11. The method of claim 9, wherein the glycosaminoglycan oligosaccharide is an oligosaccharide of 8-18 sugar units in length.

12. The method of claim 9, wherein the glycosaminoglycan oligosaccharide is an oligosaccharide of 8-12 sugar units in length.

13. The method of claim 2, wherein the active agent is a glycosaminoglycan that has been chemically or enzymatically modified.

14. The method of claim 2, wherein one further administers an agent that enhances nuclear uptake of the glycosaminoglycan.
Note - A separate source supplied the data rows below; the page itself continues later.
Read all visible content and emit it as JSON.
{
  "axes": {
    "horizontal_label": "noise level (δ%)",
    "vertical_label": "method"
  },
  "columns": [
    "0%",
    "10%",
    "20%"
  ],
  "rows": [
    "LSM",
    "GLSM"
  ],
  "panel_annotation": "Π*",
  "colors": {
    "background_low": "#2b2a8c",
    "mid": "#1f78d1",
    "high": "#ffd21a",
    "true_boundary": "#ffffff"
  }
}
15. The method of claim 14, wherein the agent that enhances nuclear uptake of the glycosaminoglycan is a polyaminoester.

16. The method of claim 2, wherein the disorder associated with hyperacetylation is a chronic obstructive pulmonary disease.

17. The method of claim 16, wherein the chronic obstructive pulmonary disease is emphysema or asthma.

18. The method of claim 17, wherein the chronic obstructive pulmonary disease is late stage asthma.

19. The method of claim 2, wherein the disorder associated with hyperacetylation is cancer, cardiovascular disease, or proliferative eye disease.

20. The method of claim 19, wherein the cardiovascular disease is not restenosis.